Commenting on the report, the Catholic daily La Croix says the real cause of the mess is the fact that the "toxic assets" problem was never solved. Gaéal Giraud, a professor at the Paris School of Economics, said that, "In September 2008, the banks in Europe and the United States obtained from the international accounting regulator [IMF], agreement that they would no longer have to book these assets at market price, whose value is zero," which, La Croix continues, allowed them avoid having to report colossal losses.

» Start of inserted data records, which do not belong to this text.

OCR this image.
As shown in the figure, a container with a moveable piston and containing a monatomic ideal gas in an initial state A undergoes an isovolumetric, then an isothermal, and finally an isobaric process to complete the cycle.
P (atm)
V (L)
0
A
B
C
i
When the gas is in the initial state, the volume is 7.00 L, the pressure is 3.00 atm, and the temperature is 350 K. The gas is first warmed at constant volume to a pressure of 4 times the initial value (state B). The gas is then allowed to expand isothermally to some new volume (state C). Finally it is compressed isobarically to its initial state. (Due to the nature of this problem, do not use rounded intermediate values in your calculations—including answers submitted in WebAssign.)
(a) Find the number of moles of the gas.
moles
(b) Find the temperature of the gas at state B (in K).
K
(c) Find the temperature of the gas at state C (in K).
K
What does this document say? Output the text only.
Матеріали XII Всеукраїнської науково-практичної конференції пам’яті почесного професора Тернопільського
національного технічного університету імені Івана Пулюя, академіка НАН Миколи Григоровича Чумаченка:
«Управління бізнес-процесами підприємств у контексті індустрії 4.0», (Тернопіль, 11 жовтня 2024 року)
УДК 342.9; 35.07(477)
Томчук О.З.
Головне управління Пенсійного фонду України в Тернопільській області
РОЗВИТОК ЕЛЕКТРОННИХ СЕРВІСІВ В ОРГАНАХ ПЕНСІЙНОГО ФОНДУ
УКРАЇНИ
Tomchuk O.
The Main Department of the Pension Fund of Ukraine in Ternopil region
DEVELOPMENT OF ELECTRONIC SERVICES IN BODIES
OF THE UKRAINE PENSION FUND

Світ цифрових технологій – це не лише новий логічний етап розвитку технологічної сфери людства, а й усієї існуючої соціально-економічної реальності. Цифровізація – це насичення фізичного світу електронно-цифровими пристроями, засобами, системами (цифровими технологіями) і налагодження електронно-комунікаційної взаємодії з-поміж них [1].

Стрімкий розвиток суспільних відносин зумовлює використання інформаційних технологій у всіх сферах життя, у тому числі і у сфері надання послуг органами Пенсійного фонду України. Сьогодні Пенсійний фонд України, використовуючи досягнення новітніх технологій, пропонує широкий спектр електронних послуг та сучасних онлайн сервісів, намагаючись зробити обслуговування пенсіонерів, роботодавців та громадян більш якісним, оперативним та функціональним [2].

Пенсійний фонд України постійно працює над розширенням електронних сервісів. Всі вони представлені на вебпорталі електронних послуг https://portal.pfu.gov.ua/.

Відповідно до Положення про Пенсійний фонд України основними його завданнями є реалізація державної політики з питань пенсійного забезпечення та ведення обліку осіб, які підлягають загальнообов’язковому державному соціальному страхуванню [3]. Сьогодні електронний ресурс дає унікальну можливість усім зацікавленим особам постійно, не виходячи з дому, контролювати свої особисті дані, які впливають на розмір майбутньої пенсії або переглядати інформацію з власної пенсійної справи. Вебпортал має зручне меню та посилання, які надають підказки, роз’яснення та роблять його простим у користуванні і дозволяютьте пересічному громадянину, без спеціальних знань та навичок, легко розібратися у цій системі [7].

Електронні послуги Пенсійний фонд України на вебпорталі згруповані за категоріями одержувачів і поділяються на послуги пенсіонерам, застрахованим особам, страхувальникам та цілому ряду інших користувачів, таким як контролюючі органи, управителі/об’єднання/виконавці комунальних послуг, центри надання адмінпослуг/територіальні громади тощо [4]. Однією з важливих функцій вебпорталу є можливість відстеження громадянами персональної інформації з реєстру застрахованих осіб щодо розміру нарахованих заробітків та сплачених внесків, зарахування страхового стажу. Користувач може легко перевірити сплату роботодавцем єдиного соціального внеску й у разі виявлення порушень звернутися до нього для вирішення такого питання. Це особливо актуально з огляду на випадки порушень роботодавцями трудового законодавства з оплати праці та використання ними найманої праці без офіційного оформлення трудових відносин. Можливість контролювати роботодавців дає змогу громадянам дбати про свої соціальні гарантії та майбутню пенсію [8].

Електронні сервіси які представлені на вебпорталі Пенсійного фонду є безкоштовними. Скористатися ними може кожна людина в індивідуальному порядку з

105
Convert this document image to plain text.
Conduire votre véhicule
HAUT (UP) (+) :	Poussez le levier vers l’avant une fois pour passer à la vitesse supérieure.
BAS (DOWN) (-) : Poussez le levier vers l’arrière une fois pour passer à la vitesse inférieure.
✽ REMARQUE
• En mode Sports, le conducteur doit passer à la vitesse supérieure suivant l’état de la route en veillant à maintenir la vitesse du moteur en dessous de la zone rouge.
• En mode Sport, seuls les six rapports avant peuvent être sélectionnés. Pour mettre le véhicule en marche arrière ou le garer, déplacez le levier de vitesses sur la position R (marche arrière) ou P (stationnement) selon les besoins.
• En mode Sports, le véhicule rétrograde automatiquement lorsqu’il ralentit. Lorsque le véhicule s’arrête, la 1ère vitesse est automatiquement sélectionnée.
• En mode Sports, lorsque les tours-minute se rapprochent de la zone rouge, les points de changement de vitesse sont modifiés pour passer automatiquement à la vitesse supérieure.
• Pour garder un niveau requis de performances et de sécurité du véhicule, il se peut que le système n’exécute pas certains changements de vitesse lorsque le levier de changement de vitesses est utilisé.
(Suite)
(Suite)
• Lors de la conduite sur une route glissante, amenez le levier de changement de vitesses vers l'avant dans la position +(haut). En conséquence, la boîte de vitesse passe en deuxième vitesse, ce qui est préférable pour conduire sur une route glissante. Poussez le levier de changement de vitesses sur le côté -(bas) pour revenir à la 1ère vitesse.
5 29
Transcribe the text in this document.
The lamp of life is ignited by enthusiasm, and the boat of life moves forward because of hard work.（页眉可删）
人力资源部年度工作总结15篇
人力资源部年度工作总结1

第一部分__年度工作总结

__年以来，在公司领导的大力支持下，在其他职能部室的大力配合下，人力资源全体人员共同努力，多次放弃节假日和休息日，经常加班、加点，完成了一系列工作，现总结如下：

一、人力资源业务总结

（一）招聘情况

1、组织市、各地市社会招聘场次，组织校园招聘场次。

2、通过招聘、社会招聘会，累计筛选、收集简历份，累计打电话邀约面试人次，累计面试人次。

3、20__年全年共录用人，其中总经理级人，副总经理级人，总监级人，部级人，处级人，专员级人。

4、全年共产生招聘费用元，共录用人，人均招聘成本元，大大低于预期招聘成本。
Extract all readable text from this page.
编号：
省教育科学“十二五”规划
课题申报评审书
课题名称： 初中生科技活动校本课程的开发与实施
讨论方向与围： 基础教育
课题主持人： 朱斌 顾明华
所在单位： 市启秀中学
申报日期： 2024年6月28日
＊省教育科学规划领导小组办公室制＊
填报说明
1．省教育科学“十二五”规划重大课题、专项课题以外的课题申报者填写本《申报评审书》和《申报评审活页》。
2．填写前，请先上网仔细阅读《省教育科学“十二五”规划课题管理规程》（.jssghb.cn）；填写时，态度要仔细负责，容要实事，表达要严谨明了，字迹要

It also explains their astonishingly rapid return to profits. "This exceptional regime of being exempted from normal bookkeeping rules, which was initially temporary, remains in force today, since in September 2009 the U.S. and European authorities realized the seriousness of the situation and the difficulty of getting out of it. The problem is therefore simply frozen, not dealt with."

The IMF itself admitted precisely this, that the big banks are as stuffed with toxic assets now as they were in early 2009, in a staff report publicly circulated on March 2. For a reminder, according to the IMF's own estimates in April 2009, toxic assets represented $4 trillion. In August 2009, Bloomberg estimated the total bailout money from U.S. government agencies alone reached $12.8 trillion, equal to U.S. GDP, or $42,000 per American.

South Korea Begins Investigation of Derivatives Traders

April 21 (EIRNS)—South Korea's financial regulator and central bank announced a second probe into the trading of foreign-exchange derivatives, as a response to the escalating rise in the South Korean currency, the won, which directly threatens the country's exports.

The audit, similar to one performed last year with some success in reducing speculation, will be carried out by the finance ministry and the Bank of Korea, and will focus on whom banks are trading with and their purpose for buying or selling non-deliverable forwards, an especially dangerous, foreign-exchange speculative derivatives.